As I stepped into the Silk Road Art Gallery on Audubon Street, I crossed into a different world from my own reality and into another. At first I felt perplexed. I was the only visitor in the small art gallery. The owners, two Chinese women and a man, welcomed me and pointed me to “Of Another,” an exhibition about border crossings by Mauricio Cortes Ortega ART ’16.

The Silk Road Gallery on Audubon is only one room, but it’s a large one. The light blue carpeting, light gray walls and neutral, comfortable furnishings starkly contrast Cortes’ colorful, striking paintings on the wall. His work takes up about half the gallery, and a set of paintings and ceramics by Kiara Matos occupies the other half. “Of Another” is divided into three sections: large oil paintings and encaustics on panel near the window onto Audubon, four large oil paintings in the center of the gallery and etchings on paper in the far back of the room.

Cortes’ exhibition features these 19 pieces, all of which speak to the migrant experience. The artist was born in northern Mexico and moved at age nine to the United States. Cortes’ work is striking — I was drawn to it immediately. Many of his large oil paintings feel almost three-dimensional. The paint is thick and layered, almost like frosting, and some of it even looks as if it were woven. I couldn’t figure out what it meant or what it was, though — besides visually stimulating and aesthetically intriguing. The first piece I saw was called “Striped Fence Hill With Dirt.” When I approached it again with the title in mind, a fence suddenly emerged before me, and I saw boundaries offset by hopeful, warm hues.

His titles continued to confound and illuminate at the same time: “Martian Foliage.” “Alien Horizon.” “Alien Landscape Round Horizon.” “Alien Dawn Blue.” “Passages.”

Ultimately, his titles helped clarify that these moments of crossing were also moments of alienation. As I read in the exhibition handout, Cortes explores and questions the crucial moment of crossing between what came before and what is to come, both literally and metaphorically. He subtly tells an immigrant narrative with pieces like “Passage,” four 8-by-8-inch paintings that look like doorways with thick dabs of paint, a sort of pointillism reimagined. In them, the same passage is depicted in four different color palettes, a technique that speaks simply about the varying yet universal experiences of migration and passage — and also perhaps anonymity.

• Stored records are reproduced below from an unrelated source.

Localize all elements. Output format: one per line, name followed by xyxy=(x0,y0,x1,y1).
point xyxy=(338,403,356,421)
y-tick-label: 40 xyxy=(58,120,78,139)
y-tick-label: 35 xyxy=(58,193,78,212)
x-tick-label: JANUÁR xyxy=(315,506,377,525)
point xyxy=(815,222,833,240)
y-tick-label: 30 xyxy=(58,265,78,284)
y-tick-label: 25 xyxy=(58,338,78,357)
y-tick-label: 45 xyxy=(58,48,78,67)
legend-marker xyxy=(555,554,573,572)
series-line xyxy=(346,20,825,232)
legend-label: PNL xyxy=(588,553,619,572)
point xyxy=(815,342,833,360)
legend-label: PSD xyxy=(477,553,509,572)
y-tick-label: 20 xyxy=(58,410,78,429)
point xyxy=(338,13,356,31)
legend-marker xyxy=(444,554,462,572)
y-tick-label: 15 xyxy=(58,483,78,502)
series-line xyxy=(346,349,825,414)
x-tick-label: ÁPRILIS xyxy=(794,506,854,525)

Cortes’ strength is unquestionably the technique in his oil paintings. He uses cake-decorating tools, which pays homage to traditional Mexican textiles. With this method, Cortes addresses colonialism and conquest in addition to border crossing. There’s something particularly striking about using cake-decorating tools, and that kept resonating with me. These tools, which I’ve only seen on bad reality television shows about cake-baking, can illuminate a reality so distinct from luxury pastries.

Examining Cortes’ etchings further elucidated one of his key strengths: perspective. The three-dimensional nature of the oil paint made looking at those paintings an immersive experience, while the etchings invited the viewer inward, into an ambiguous, vacuous space. His etchings of “Headdress” and “Faceless #20” looked alarmingly alike, powerfully implying the void implicit in migration and changing location. Even without the dimensions of oil paint, the pieces still have an impressive texture.

Throughout the exhibition, Cortes draws attention to the dual senses of loss and gain in the process of migration. In this stunning, immersive work, he also describes and explores the immigrant condition and the universal condition of experiencing the unknown.

I left the Silk Road Art Gallery with questions about crossing, transience and belonging. At the end of my visit, I felt I too had crossed a border — I had entered a multicultural art gallery which before I had only seen in passing. I walked back down Whitney Avenue and realized that Cortes and the Silk Road Art Gallery successfully created a space in which everyone could acknowledge the complexities of migration, and that I had my very own moment of crossings.